Look at your situation and decide where to focus, and for how long. It’s normal to spend the energy of our day spinning if we’re not intentional about it. By getting those ideas out, they become a possible way to move forward.

When anything changes, it’s natural to question what’s next. There might be a stress response, or fight/flight/freeze. It’s important to slow down just long enough to evaluate, then move on with the next step.

One of the things we share with our Be Brave students is how to create a personal mission for yourself. It’s perfect for when sudden change comes, and gives you a focused purpose to get through that period.

This exact process of “focused purpose” is how I helped my husband finish a hundred-mile race.

He’s an ultra-marathoner and it’s wonderfully crazy. His passion sometimes involves running at 3:00 AM in the Arizona desert. I decided to support him by running the last twenty miles to help with his pacing.

When he found me in the dark, he’d sprained his ankle about five miles before. He was in a lot of pain, but he’d already gone about 80 miles at that point. This race was his goal and his passion, and I knew he had to finish.

My true north for the next twenty miles was to just keep going. I knew with his injury we couldn’t run, but we could hike. All I had to do was keep him walking, keep him positive, and stay hydrated. At 9:30 the next morning, he crossed the finish line.

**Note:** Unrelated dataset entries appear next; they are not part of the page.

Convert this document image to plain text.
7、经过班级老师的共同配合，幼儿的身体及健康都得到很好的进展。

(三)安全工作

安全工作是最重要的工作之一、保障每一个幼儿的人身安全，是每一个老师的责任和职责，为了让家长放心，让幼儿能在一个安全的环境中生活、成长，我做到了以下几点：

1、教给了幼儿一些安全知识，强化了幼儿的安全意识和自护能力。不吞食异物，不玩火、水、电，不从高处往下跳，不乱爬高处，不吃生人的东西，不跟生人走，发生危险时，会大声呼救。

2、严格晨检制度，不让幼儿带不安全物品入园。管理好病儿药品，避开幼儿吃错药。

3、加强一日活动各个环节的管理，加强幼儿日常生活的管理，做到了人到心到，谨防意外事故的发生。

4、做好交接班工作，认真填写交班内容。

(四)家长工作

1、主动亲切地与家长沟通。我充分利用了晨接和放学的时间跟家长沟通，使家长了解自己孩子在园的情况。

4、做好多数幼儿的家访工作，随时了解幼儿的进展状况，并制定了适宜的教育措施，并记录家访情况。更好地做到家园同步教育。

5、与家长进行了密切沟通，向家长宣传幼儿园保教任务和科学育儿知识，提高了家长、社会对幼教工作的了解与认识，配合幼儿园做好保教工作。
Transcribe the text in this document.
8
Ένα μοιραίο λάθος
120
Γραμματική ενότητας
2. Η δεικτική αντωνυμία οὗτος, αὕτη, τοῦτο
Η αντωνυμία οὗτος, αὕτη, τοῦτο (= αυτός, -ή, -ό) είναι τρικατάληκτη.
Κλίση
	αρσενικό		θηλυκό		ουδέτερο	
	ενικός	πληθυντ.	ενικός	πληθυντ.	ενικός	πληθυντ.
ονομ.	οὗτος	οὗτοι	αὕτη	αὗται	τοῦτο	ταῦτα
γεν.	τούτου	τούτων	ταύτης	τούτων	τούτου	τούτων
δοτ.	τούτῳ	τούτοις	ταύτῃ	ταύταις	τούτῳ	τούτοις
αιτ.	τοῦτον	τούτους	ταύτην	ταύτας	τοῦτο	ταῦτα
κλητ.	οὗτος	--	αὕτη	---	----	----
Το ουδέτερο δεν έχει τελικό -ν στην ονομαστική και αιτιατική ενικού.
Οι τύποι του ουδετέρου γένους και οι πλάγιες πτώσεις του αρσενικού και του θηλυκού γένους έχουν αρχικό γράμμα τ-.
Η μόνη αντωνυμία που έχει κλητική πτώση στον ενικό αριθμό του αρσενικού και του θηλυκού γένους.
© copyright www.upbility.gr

The only way we succeeded was because we had a true north for a specific period of time. It created built-in checkpoints of “how am I doing? Am I going in the right direction? Are we drinking enough water?”

Even though it was his ultra-marathon, I was still able to play a role. As his support person, I provided a different view of things, and figured out where to go next. This role is often overlooked, but can be vital to success. In fact, support often makes all the difference.

It was just like the board of directors pitching in for the brain dump on the non-profit. By creating a true north direction, we got through the tough times.

What’s the moment when you feel like quitting? What’s one thing you could focus on, and for what period of time?

We’re experiencing so much change right now. If it feels like that rug is being pulled out from under your feet, try this. Start with that brain dump and create a mission for yourself. Find your true north, and adjust as needed. Even if you aren’t facing any big shifts, practice this with a small decision. Soon this will become automatic, and it will help you find your way forward if you face a challenge in the future.